عنوان مقاله [English]
Background and objectives: Phosphorus (P) after nitrogen is the most important nutrient limiting the yield of crops especially in acidic and alkaline soils. Extensive studies indicate considerable genetic variation in the efficiency of uptake and utilization of phosphorus which is related to concentration, accumulation and allocation of phosphorus to different parts of the plant. The use of this diversity in order to increase the growth and yield of crops, as well as to reduce the need for phosphorus fertilizers, especially in low-phosphorous soils, has attracted the attention of researchers in recent years. In addition, accurate information on this issue can be used in the efficient management of mineral nutrition of crops. Therefore, the present study was conducted to investigate the variations in concentration, accumulation and allocation of P to different parts of the plant in some important crops and weeds species of the Poaceae family.
Materials and methods: This experiment was conducted in a completely randomized design with a factorial arrangement with three replications in Gorgan University of Agricultural Sciences using a low (4.85 mg / kg) available P soil during 2016-17 growing season. In this pot study, 6 crop and weed species of Poaceae family including durum wheat, common barley, naked barley, triticale, wild oat and canary grass were studied under two conditions of non-consumption and use of fertilizer as amount as recommended. In the physiological maturity, P concentration in different parts of plants separately, and P accumulation and allocation coefficients were calculated using P concentration and dry weight of the organs.

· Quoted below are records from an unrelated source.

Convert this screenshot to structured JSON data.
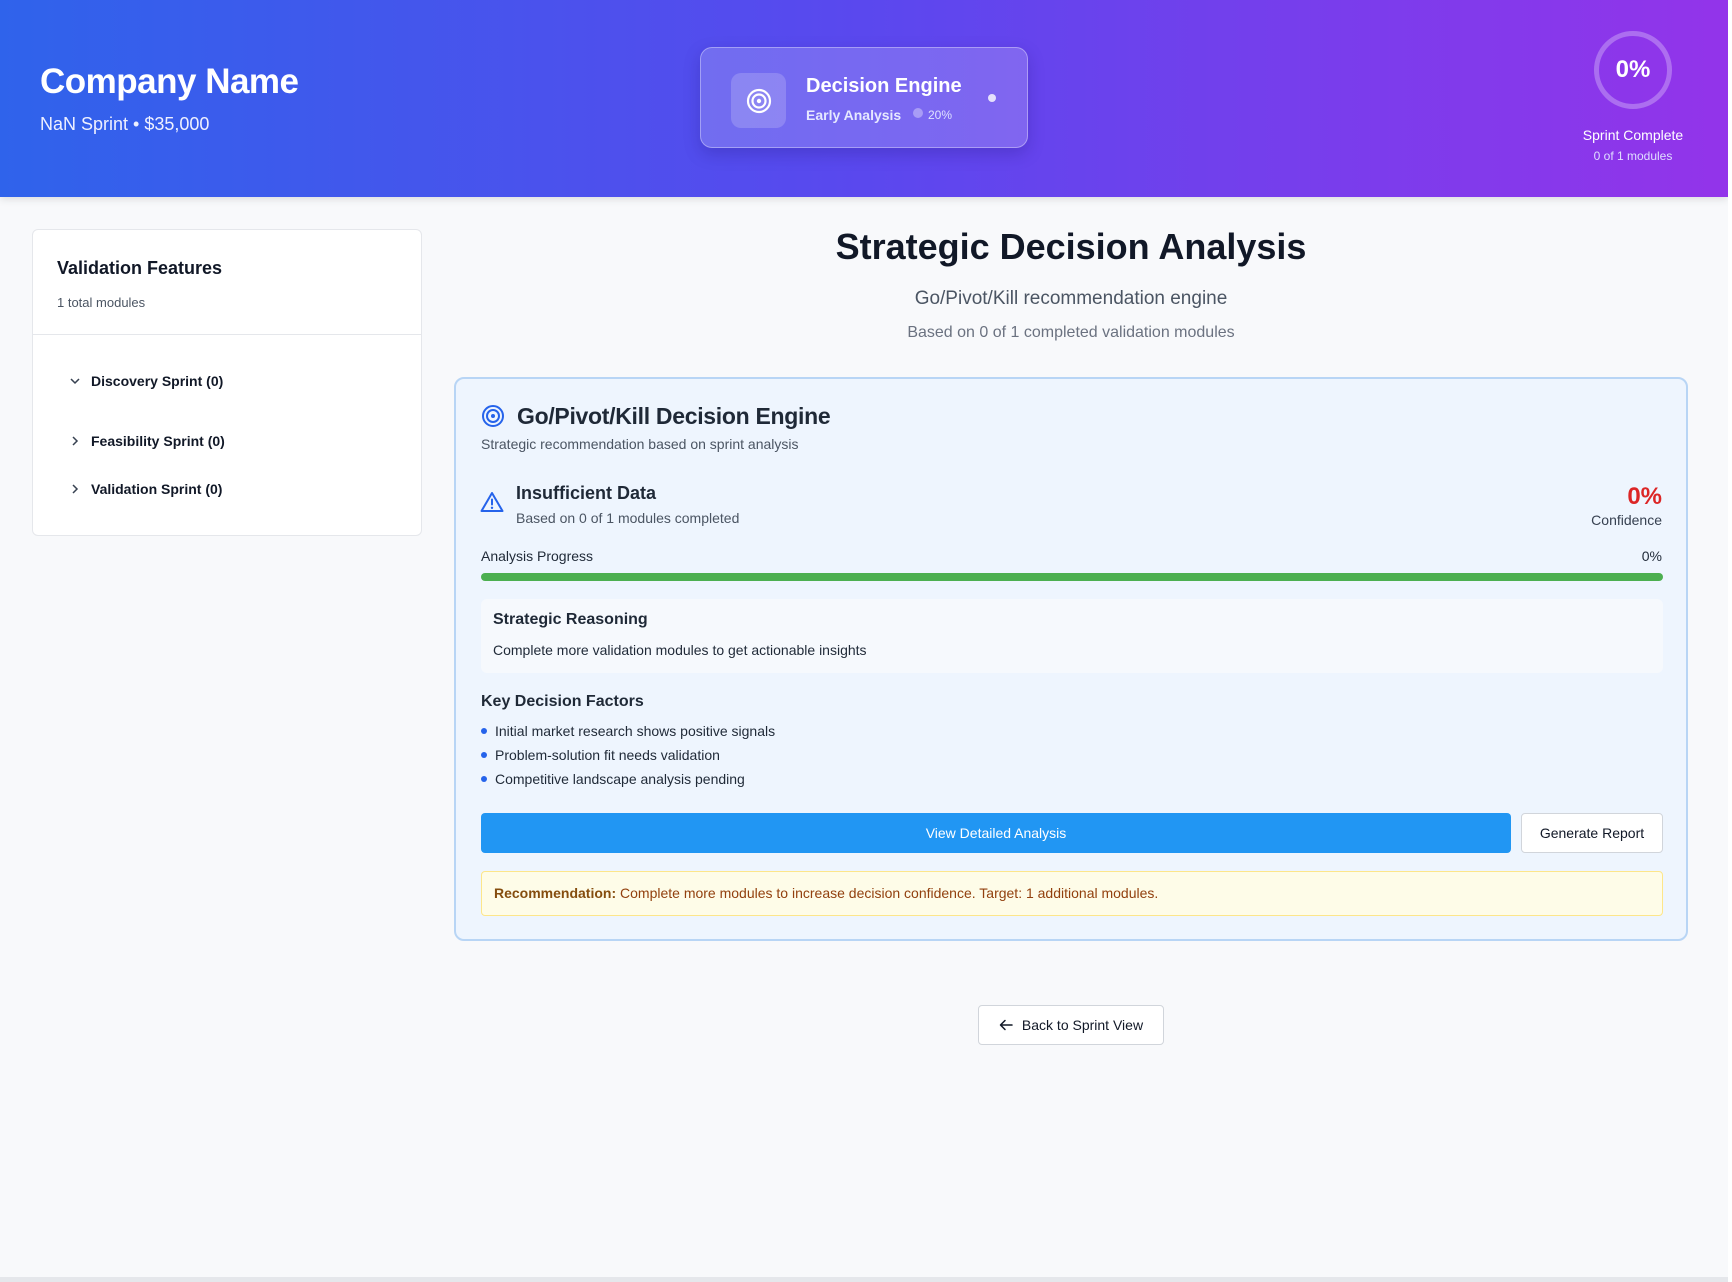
{
  "header": {
    "company_name": "Company Name",
    "company_sub": "NaN Sprint • $35,000",
    "engine": {
      "title": "Decision Engine",
      "phase": "Early Analysis",
      "percent": "20%",
      "icon": "target-icon"
    },
    "sprint_progress": {
      "value": "0%",
      "label": "Sprint Complete",
      "sub": "0 of 1 modules"
    }
  },
  "sidebar": {
    "title": "Validation Features",
    "count": "1 total modules",
    "items": [
      {
        "label": "Discovery Sprint (0)",
        "expanded": true
      },
      {
        "label": "Feasibility Sprint (0)",
        "expanded": false
      },
      {
        "label": "Validation Sprint (0)",
        "expanded": false
      }
    ]
  },
  "main": {
    "title": "Strategic Decision Analysis",
    "subtitle": "Go/Pivot/Kill recommendation engine",
    "based_on": "Based on 0 of 1 completed validation modules"
  },
  "panel": {
    "title": "Go/Pivot/Kill Decision Engine",
    "subtitle": "Strategic recommendation based on sprint analysis",
    "status_title": "Insufficient Data",
    "status_sub": "Based on 0 of 1 modules completed",
    "confidence_value": "0%",
    "confidence_label": "Confidence",
    "progress_label": "Analysis Progress",
    "progress_pct": "0%",
    "reasoning_title": "Strategic Reasoning",
    "reasoning_text": "Complete more validation modules to get actionable insights",
    "factors_title": "Key Decision Factors",
    "factors": [
      "Initial market research shows positive signals",
      "Problem-solution fit needs validation",
      "Competitive landscape analysis pending"
    ],
    "primary_button": "View Detailed Analysis",
    "secondary_button": "Generate Report",
    "recommendation_label": "Recommendation:",
    "recommendation_text": " Complete more modules to increase decision confidence. Target: 1 additional modules."
  },
  "back_button": "Back to Sprint View",
  "colors": {
    "header_start": "#2f63eb",
    "header_end": "#9334ea",
    "accent_blue": "#2196f3",
    "confidence_red": "#dc2626",
    "progress_green": "#4caf50"
  }
}
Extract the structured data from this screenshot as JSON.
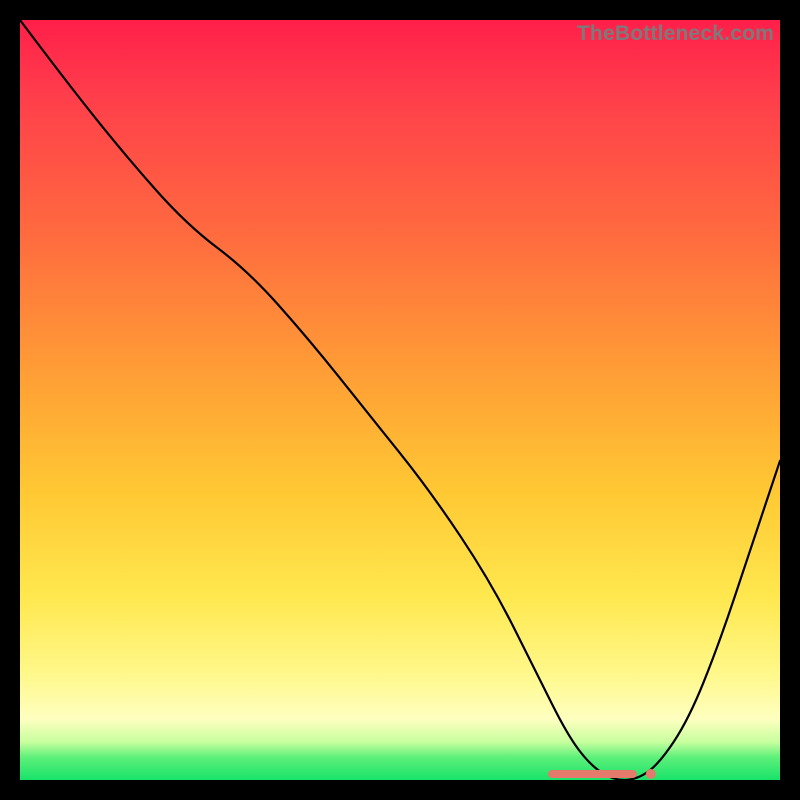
{
  "watermark": "TheBottleneck.com",
  "colors": {
    "gradient_top": "#ff1f4a",
    "gradient_mid1": "#ff9a36",
    "gradient_mid2": "#ffe84f",
    "gradient_bottom": "#18e36a",
    "curve": "#000000",
    "marker": "#e47a6b",
    "frame": "#000000"
  },
  "chart_data": {
    "type": "line",
    "title": "",
    "xlabel": "",
    "ylabel": "",
    "xlim": [
      0,
      100
    ],
    "ylim": [
      0,
      100
    ],
    "grid": false,
    "legend": false,
    "series": [
      {
        "name": "bottleneck-curve",
        "x": [
          0,
          6,
          14,
          22,
          30,
          38,
          46,
          54,
          62,
          68,
          72,
          75,
          78,
          81,
          84,
          88,
          92,
          96,
          100
        ],
        "y": [
          100,
          92,
          82,
          73,
          67,
          58,
          48,
          38,
          26,
          14,
          6,
          2,
          0,
          0,
          2,
          8,
          18,
          30,
          42
        ]
      }
    ],
    "markers": {
      "name": "optimal-range",
      "x": [
        70,
        72,
        74,
        76,
        78,
        80,
        83
      ],
      "y": [
        0,
        0,
        0,
        0,
        0,
        0,
        0
      ]
    }
  }
}
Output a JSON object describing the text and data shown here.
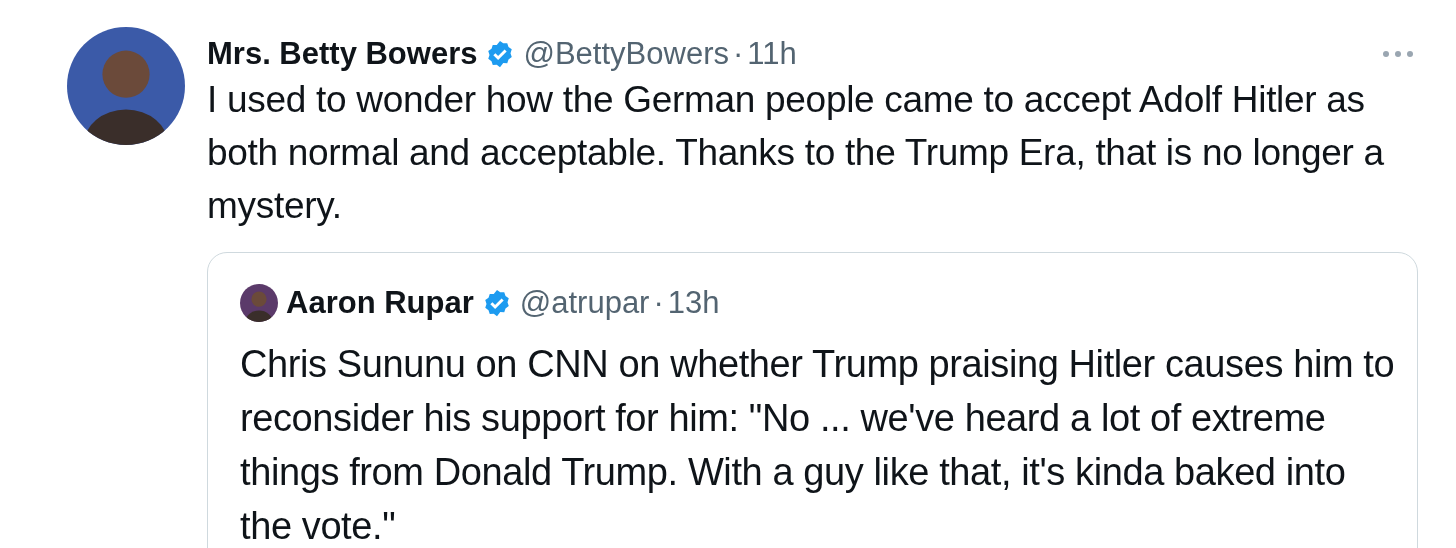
{
  "tweet": {
    "author": "Mrs. Betty Bowers",
    "verified": true,
    "handle": "@BettyBowers",
    "separator": "·",
    "time": "11h",
    "text": "I used to wonder how the German people came to accept Adolf Hitler as both normal and acceptable. Thanks to the Trump Era, that is no longer a mystery.",
    "quoted": {
      "author": "Aaron Rupar",
      "verified": true,
      "handle": "@atrupar",
      "separator": "·",
      "time": "13h",
      "text": "Chris Sununu on CNN on whether Trump praising Hitler causes him to reconsider his support for him: \"No ... we've heard a lot of extreme things from Donald Trump. With a guy like that, it's kinda baked into the vote.\""
    }
  }
}
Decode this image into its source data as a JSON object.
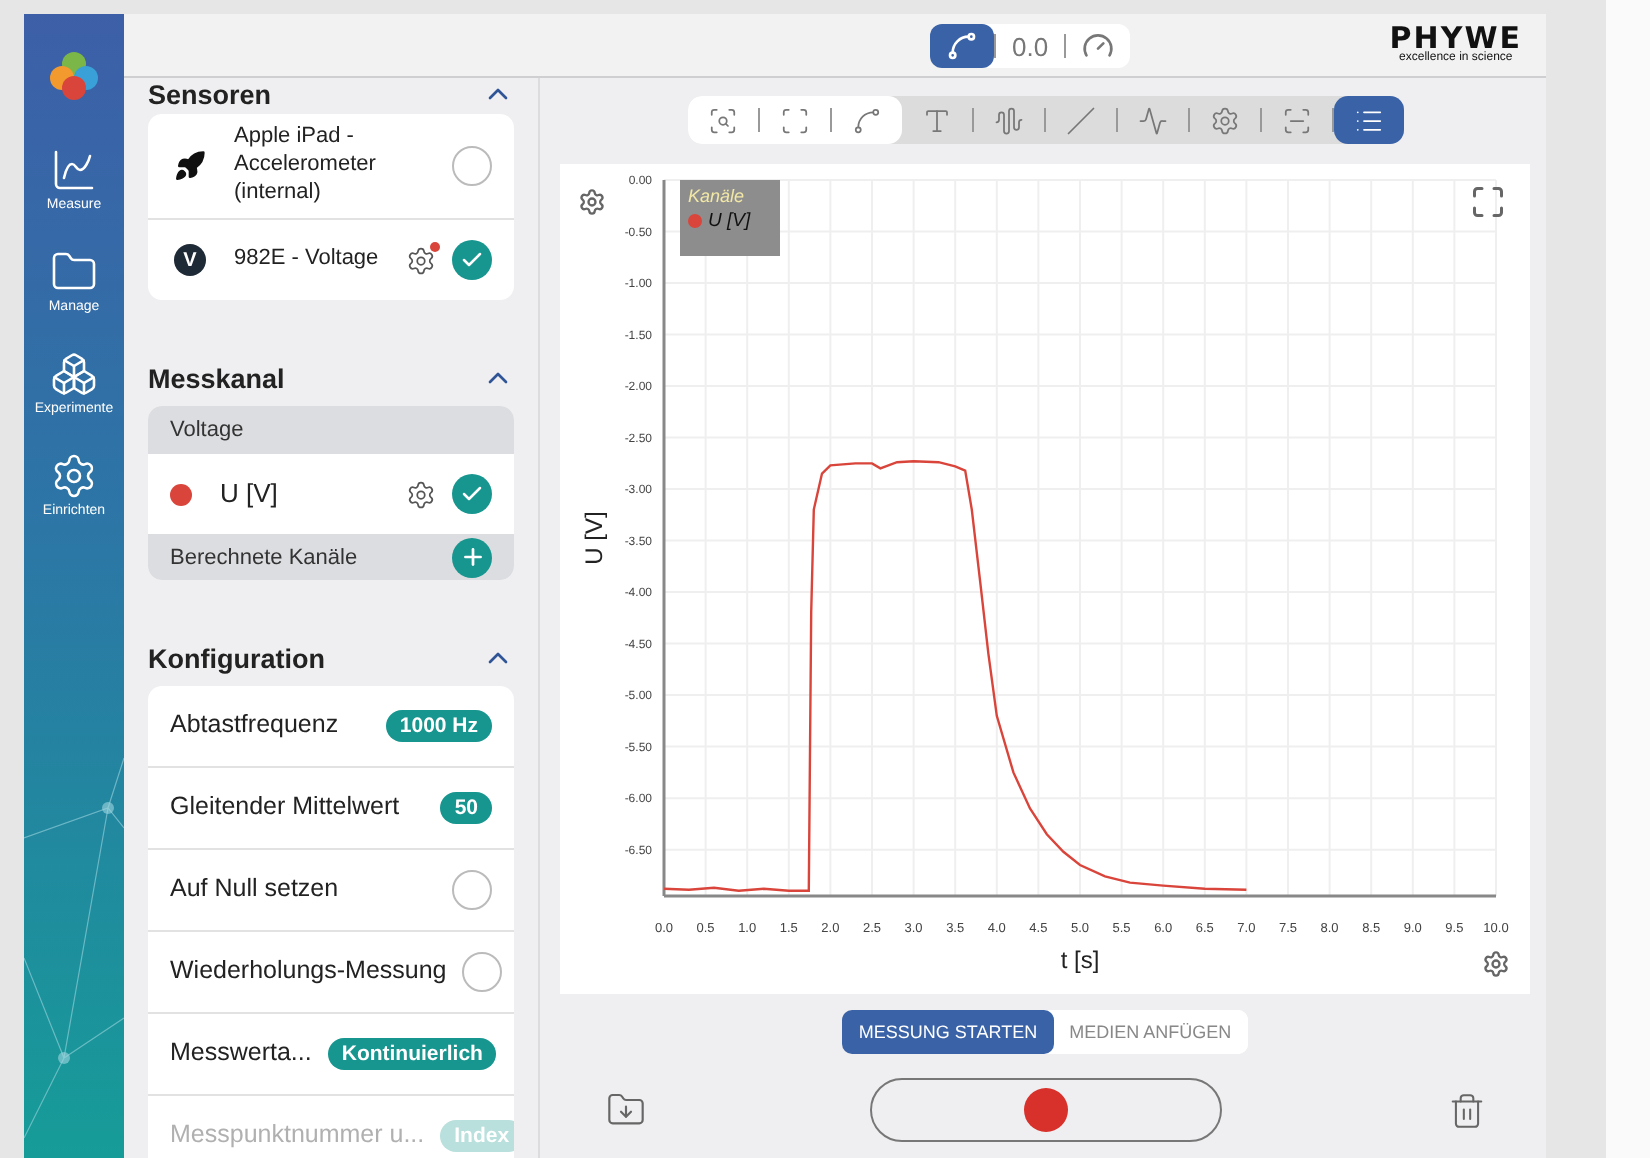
{
  "nav": {
    "items": [
      {
        "label": "Measure"
      },
      {
        "label": "Manage"
      },
      {
        "label": "Experimente"
      },
      {
        "label": "Einrichten"
      }
    ]
  },
  "header": {
    "mode_toggle": [
      {
        "kind": "graph",
        "selected": true
      },
      {
        "kind": "value",
        "label": "0.0",
        "selected": false
      },
      {
        "kind": "gauge",
        "selected": false
      }
    ],
    "logo": {
      "name": "PHYWE",
      "tagline": "excellence in science"
    }
  },
  "sensors": {
    "title": "Sensoren",
    "expanded": true,
    "items": [
      {
        "kind": "internal",
        "name": "Apple iPad - Accelerometer (internal)",
        "checked": false,
        "settings": false
      },
      {
        "kind": "device",
        "badge": "V",
        "name": "982E - Voltage",
        "checked": true,
        "settings": true,
        "notification": true
      }
    ]
  },
  "channel": {
    "title": "Messkanal",
    "expanded": true,
    "group": "Voltage",
    "items": [
      {
        "name": "U [V]",
        "color": "#d9453b",
        "checked": true
      }
    ],
    "computed": {
      "label": "Berechnete Kanäle"
    }
  },
  "config": {
    "title": "Konfiguration",
    "expanded": true,
    "items": [
      {
        "label": "Abtastfrequenz",
        "kind": "badge",
        "value": "1000 Hz",
        "disabled": false
      },
      {
        "label": "Gleitender Mittelwert",
        "kind": "badge",
        "value": "50",
        "disabled": false
      },
      {
        "label": "Auf Null setzen",
        "kind": "toggle",
        "checked": false,
        "disabled": false
      },
      {
        "label": "Wiederholungs-Messung",
        "kind": "toggle",
        "checked": false,
        "disabled": false
      },
      {
        "label": "Messwerta...",
        "kind": "badge",
        "value": "Kontinuierlich",
        "disabled": false
      },
      {
        "label": "Messpunktnummer u...",
        "kind": "badge",
        "value": "Index",
        "disabled": true
      }
    ]
  },
  "toolbar": {
    "primary": [
      {
        "kind": "zoom",
        "selected": false
      },
      {
        "kind": "fit",
        "selected": false
      },
      {
        "kind": "line",
        "selected": false
      }
    ],
    "secondary": [
      {
        "kind": "text",
        "selected": false
      },
      {
        "kind": "smooth",
        "selected": false
      },
      {
        "kind": "tangent",
        "selected": false
      },
      {
        "kind": "fit-curve",
        "selected": false
      },
      {
        "kind": "settings",
        "selected": false
      },
      {
        "kind": "scan",
        "selected": false
      },
      {
        "kind": "list",
        "selected": true
      }
    ]
  },
  "chart": {
    "legend": {
      "title": "Kanäle"
    },
    "chart_data": {
      "type": "line",
      "grid": true,
      "xlabel": "t [s]",
      "ylabel": "U [V]",
      "x": [
        0,
        0.3,
        0.6,
        0.9,
        1.2,
        1.5,
        1.74,
        1.77,
        1.8,
        1.9,
        2.0,
        2.3,
        2.5,
        2.6,
        2.8,
        3.0,
        3.3,
        3.5,
        3.62,
        3.7,
        3.8,
        3.9,
        4.0,
        4.2,
        4.4,
        4.6,
        4.8,
        5.0,
        5.3,
        5.6,
        6.0,
        6.5,
        7.0
      ],
      "series": [
        {
          "name": "U [V]",
          "color": "#d9453b",
          "values": [
            -6.88,
            -6.89,
            -6.87,
            -6.9,
            -6.88,
            -6.9,
            -6.9,
            -4.2,
            -3.2,
            -2.85,
            -2.77,
            -2.75,
            -2.75,
            -2.8,
            -2.74,
            -2.73,
            -2.74,
            -2.78,
            -2.82,
            -3.2,
            -3.9,
            -4.6,
            -5.2,
            -5.75,
            -6.1,
            -6.35,
            -6.52,
            -6.65,
            -6.76,
            -6.82,
            -6.85,
            -6.88,
            -6.89
          ]
        }
      ],
      "xlim": [
        0,
        10
      ],
      "ylim": [
        -6.95,
        0
      ],
      "xticks": [
        {
          "value": 0,
          "label": "0.0"
        },
        {
          "value": 0.5,
          "label": "0.5"
        },
        {
          "value": 1,
          "label": "1.0"
        },
        {
          "value": 1.5,
          "label": "1.5"
        },
        {
          "value": 2,
          "label": "2.0"
        },
        {
          "value": 2.5,
          "label": "2.5"
        },
        {
          "value": 3,
          "label": "3.0"
        },
        {
          "value": 3.5,
          "label": "3.5"
        },
        {
          "value": 4,
          "label": "4.0"
        },
        {
          "value": 4.5,
          "label": "4.5"
        },
        {
          "value": 5,
          "label": "5.0"
        },
        {
          "value": 5.5,
          "label": "5.5"
        },
        {
          "value": 6,
          "label": "6.0"
        },
        {
          "value": 6.5,
          "label": "6.5"
        },
        {
          "value": 7,
          "label": "7.0"
        },
        {
          "value": 7.5,
          "label": "7.5"
        },
        {
          "value": 8,
          "label": "8.0"
        },
        {
          "value": 8.5,
          "label": "8.5"
        },
        {
          "value": 9,
          "label": "9.0"
        },
        {
          "value": 9.5,
          "label": "9.5"
        },
        {
          "value": 10,
          "label": "10.0"
        }
      ],
      "yticks": [
        {
          "value": 0,
          "label": "0.00"
        },
        {
          "value": -0.5,
          "label": "-0.50"
        },
        {
          "value": -1,
          "label": "-1.00"
        },
        {
          "value": -1.5,
          "label": "-1.50"
        },
        {
          "value": -2,
          "label": "-2.00"
        },
        {
          "value": -2.5,
          "label": "-2.50"
        },
        {
          "value": -3,
          "label": "-3.00"
        },
        {
          "value": -3.5,
          "label": "-3.50"
        },
        {
          "value": -4,
          "label": "-4.00"
        },
        {
          "value": -4.5,
          "label": "-4.50"
        },
        {
          "value": -5,
          "label": "-5.00"
        },
        {
          "value": -5.5,
          "label": "-5.50"
        },
        {
          "value": -6,
          "label": "-6.00"
        },
        {
          "value": -6.5,
          "label": "-6.50"
        }
      ]
    }
  },
  "actions": {
    "tabs": [
      {
        "label": "MESSUNG STARTEN",
        "selected": true
      },
      {
        "label": "MEDIEN ANFÜGEN",
        "selected": false
      }
    ],
    "recording": false
  }
}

Results: The results of analysis of variance showed that the effect of genotype, fertilization and their interactions on the amount of accumulated P in all parts of the plant and total plant were significant. The average of P content of the whole plant in the studied species indicates an increase of 4.2 times the amount of P absorbed by fertilizer application. In fertilization conditions, the lowest P content in plant parts and total plant was observed in two weed species, while under non- fertilization conditions, there was no significant difference between species in the plant parts. Alterations in P content in the studied species were due to changes in its determinant components, i.e. the amount of dry matter and P concentration. Although, both the amount of dry matter and P concentration in all parts of the plant significantly (P = 0.01) were influenced by the factors of the experiment, and in most of the cases, their interactions, the amount of alterations in the dry matter and as a result , its contribution to changes in the P content was more than the P concentration. The average of P content allocated to grain in all species was 54.3%, in the crop species was 64.1 and in the two weed species was 34.7, which shows a much higher allocation of P to the grains in the crop species.
Conclusion: This study showed that the accumulation of P, followed by P concentration and P allocation coefficients to different parts of the plant in physiological maturity stage were influenced by fertilization and genotype and the interactions of these two factors. Further alterations in P accumulation can be attributed to its dependence on variations in dry matter and P concentrations. The obtained results showed a small variation of the studied species in terms of P accumulation in low available P conditions compared to the conditions of fertilizer application as amount as recommended which is a sign of the similarity of these species in terms of tolerance to P deficiency as well as different response of species to P fertilizer application.